Rahasia di Balik Keawetan Makanan Kaleng: Teknologi Pengolahan Panas

Rahasia di Balik Keawetan Makanan Kaleng: Teknologi Pengolahan Panas
Sumber: s1.bukalapak.com

Makanan kaleng merupakan produk pangan olahan yang dikenal dan digunakan luas di seluruh dunia.

Produk ini menjadi solusi praktis dalam memenuhi kebutuhan pangan sehari-hari hingga situasi darurat karena umur simpan yang panjang tanpa memerlukan penyimpanan dingin, mudah dibawa, tidak cepat rusak, dan langsung bisa dikonsumsi.

Dalam kehidupan sehari-hari, makanan kaleng menawarkan kemudahan bagi konsumen. Tanpa perlu proses memasak yang panjang, makanan sudah tersedia dalam bentuk siap saji atau hanya perlu sedikit pemanasan.
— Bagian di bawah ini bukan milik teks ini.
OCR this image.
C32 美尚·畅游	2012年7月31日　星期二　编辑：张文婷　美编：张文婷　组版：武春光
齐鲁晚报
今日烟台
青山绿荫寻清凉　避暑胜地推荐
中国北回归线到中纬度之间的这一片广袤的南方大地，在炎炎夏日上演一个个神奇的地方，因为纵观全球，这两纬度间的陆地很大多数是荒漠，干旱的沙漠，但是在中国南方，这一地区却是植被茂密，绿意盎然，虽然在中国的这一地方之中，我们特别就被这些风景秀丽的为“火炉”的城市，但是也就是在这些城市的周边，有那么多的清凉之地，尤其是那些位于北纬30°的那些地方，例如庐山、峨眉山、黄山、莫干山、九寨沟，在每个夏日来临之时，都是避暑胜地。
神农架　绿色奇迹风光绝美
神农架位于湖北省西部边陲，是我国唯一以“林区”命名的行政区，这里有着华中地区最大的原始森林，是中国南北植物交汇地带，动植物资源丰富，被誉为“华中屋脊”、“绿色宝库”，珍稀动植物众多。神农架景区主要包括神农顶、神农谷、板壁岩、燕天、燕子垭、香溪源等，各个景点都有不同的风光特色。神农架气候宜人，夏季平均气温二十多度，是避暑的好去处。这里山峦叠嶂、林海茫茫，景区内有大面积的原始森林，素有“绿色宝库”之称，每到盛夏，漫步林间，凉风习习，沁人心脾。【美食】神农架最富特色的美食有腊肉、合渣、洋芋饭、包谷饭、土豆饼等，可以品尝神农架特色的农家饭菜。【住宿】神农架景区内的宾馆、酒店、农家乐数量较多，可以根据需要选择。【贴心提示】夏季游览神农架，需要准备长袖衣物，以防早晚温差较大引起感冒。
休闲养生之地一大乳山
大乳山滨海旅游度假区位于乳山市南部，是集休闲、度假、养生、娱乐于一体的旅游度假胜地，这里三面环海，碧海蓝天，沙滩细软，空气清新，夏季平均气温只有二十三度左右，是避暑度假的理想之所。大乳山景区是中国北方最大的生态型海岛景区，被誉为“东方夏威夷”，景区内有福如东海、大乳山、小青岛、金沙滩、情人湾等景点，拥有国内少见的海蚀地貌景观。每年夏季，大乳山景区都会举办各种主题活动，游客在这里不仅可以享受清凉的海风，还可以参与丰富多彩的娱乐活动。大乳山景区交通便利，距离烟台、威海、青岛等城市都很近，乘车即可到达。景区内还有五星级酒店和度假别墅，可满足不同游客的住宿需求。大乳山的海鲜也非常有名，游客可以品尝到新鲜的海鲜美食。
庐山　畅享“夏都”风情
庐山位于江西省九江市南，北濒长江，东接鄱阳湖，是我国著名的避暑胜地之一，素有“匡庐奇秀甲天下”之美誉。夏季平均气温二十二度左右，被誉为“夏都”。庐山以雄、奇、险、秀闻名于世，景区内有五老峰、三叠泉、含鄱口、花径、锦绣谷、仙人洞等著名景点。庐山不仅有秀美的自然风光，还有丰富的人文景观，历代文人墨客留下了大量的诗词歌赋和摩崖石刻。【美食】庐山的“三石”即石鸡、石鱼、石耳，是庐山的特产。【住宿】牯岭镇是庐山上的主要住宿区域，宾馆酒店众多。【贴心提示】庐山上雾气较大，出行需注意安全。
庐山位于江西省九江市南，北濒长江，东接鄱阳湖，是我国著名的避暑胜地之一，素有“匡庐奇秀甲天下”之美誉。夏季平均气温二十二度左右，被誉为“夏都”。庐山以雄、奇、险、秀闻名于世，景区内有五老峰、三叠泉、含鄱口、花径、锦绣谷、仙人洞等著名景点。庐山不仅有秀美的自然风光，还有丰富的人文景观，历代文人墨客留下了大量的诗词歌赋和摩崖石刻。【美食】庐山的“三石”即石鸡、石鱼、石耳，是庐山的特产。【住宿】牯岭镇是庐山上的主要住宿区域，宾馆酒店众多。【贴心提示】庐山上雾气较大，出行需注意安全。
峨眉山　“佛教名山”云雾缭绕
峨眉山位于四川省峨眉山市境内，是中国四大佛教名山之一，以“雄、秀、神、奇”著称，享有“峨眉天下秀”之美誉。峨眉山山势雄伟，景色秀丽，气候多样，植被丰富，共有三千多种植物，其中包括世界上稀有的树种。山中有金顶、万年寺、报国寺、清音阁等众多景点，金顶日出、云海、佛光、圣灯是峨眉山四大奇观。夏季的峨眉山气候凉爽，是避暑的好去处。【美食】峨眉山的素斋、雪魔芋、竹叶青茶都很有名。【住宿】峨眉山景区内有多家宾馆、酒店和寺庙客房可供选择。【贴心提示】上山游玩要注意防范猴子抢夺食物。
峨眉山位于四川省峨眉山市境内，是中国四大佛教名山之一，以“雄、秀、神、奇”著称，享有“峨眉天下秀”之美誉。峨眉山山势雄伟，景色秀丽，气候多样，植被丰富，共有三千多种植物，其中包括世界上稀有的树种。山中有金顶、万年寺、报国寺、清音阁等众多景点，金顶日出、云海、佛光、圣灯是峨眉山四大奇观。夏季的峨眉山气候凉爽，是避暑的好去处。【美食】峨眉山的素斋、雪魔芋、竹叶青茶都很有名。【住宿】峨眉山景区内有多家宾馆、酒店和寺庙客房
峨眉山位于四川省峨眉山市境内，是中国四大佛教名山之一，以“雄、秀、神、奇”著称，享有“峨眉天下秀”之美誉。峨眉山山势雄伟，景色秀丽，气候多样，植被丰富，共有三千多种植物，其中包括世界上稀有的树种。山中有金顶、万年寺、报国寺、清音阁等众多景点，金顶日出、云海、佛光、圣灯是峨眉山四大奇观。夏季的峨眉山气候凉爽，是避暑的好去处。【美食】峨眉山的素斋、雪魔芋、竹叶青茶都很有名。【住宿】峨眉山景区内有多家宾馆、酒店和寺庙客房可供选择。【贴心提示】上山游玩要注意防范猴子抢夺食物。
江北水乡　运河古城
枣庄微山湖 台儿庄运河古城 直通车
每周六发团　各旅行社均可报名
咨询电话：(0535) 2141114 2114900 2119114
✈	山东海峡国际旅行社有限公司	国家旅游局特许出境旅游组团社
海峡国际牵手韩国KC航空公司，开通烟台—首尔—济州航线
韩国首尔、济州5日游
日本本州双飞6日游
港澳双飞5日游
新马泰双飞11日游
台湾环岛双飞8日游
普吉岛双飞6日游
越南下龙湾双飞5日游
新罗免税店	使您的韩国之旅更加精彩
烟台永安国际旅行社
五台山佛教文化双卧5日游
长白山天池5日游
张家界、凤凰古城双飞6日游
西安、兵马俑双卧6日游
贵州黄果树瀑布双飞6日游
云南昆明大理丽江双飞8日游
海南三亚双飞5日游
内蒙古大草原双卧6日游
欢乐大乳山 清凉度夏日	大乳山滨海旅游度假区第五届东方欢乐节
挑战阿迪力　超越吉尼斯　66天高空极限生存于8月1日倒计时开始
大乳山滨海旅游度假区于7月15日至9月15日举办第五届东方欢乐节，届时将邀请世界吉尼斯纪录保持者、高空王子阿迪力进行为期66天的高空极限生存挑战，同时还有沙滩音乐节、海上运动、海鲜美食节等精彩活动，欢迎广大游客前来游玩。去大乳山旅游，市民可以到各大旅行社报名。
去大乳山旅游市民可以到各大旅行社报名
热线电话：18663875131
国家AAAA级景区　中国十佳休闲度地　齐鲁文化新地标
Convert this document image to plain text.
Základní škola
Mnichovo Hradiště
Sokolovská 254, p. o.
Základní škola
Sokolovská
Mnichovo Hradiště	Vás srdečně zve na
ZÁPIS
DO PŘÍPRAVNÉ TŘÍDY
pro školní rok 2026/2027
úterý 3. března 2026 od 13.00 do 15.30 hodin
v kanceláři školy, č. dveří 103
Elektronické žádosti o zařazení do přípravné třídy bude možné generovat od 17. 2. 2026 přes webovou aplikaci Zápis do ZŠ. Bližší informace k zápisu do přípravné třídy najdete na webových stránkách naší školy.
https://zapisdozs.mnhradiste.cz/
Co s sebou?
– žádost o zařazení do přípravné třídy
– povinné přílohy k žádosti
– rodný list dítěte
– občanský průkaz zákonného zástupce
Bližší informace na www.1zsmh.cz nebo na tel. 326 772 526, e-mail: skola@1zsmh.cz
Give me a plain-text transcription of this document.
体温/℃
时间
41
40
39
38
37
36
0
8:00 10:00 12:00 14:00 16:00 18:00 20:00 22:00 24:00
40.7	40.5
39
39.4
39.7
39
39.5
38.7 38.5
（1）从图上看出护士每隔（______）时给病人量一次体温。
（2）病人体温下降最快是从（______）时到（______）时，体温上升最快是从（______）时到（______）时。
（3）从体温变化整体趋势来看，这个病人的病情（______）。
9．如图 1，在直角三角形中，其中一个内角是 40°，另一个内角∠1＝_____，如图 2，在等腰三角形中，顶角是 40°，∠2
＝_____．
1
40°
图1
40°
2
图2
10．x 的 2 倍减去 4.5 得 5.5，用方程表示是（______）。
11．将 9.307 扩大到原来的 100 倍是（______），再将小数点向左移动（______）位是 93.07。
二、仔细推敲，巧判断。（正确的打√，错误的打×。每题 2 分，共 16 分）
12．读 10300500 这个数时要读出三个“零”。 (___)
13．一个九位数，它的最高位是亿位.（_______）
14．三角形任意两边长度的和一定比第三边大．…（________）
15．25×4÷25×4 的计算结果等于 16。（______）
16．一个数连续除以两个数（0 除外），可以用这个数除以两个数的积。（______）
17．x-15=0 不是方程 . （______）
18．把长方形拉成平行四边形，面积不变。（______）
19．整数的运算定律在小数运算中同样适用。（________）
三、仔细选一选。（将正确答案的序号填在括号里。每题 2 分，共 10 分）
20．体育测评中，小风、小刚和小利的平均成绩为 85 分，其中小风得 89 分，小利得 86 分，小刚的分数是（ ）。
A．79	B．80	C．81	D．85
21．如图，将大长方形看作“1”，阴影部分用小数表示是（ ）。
Hal ini sangat sesuai dengan gaya hidup masyarakat modern yang serba cepat dan efisien (Kusnandar et al. 2023).

Bacaan Lainnya

Teknologi pengalengan dapat memperpanjang umur simpan produk pangan hingga beberapa bulan dan tahun (Hariyadi et al. 2019).

Keawetan dan keamanan makanan kaleng disebabkan produk telah melalui proses pengolahan dan pengemasan yang dirancang mencegah pertumbuhan mikroorganisme dan menjaga stabilitas kualitas produk selama masa simpannya sehingga dapat memastikan makanan tetap aman dikonsumsi bahkan setelah disimpan dalam waktu lama.

Teknologi pengolahan panas, pasteurisasi atau sterilisasi, merupakan metode yang paling andal dan paling sering digunakan dalam industri pangan untuk menonaktifkan patogen dalam produk pangan (Signh et al. 2018).

Selain itu, pengalengan dengan menggunakan retort pada wadah tertutup rapat, terbukti menjadi metode yang efektif dan ekonomis untuk menghasilkan produk pangan yang aman serta memiliki daya simpan yang panjang (Verheyen et al. 2021).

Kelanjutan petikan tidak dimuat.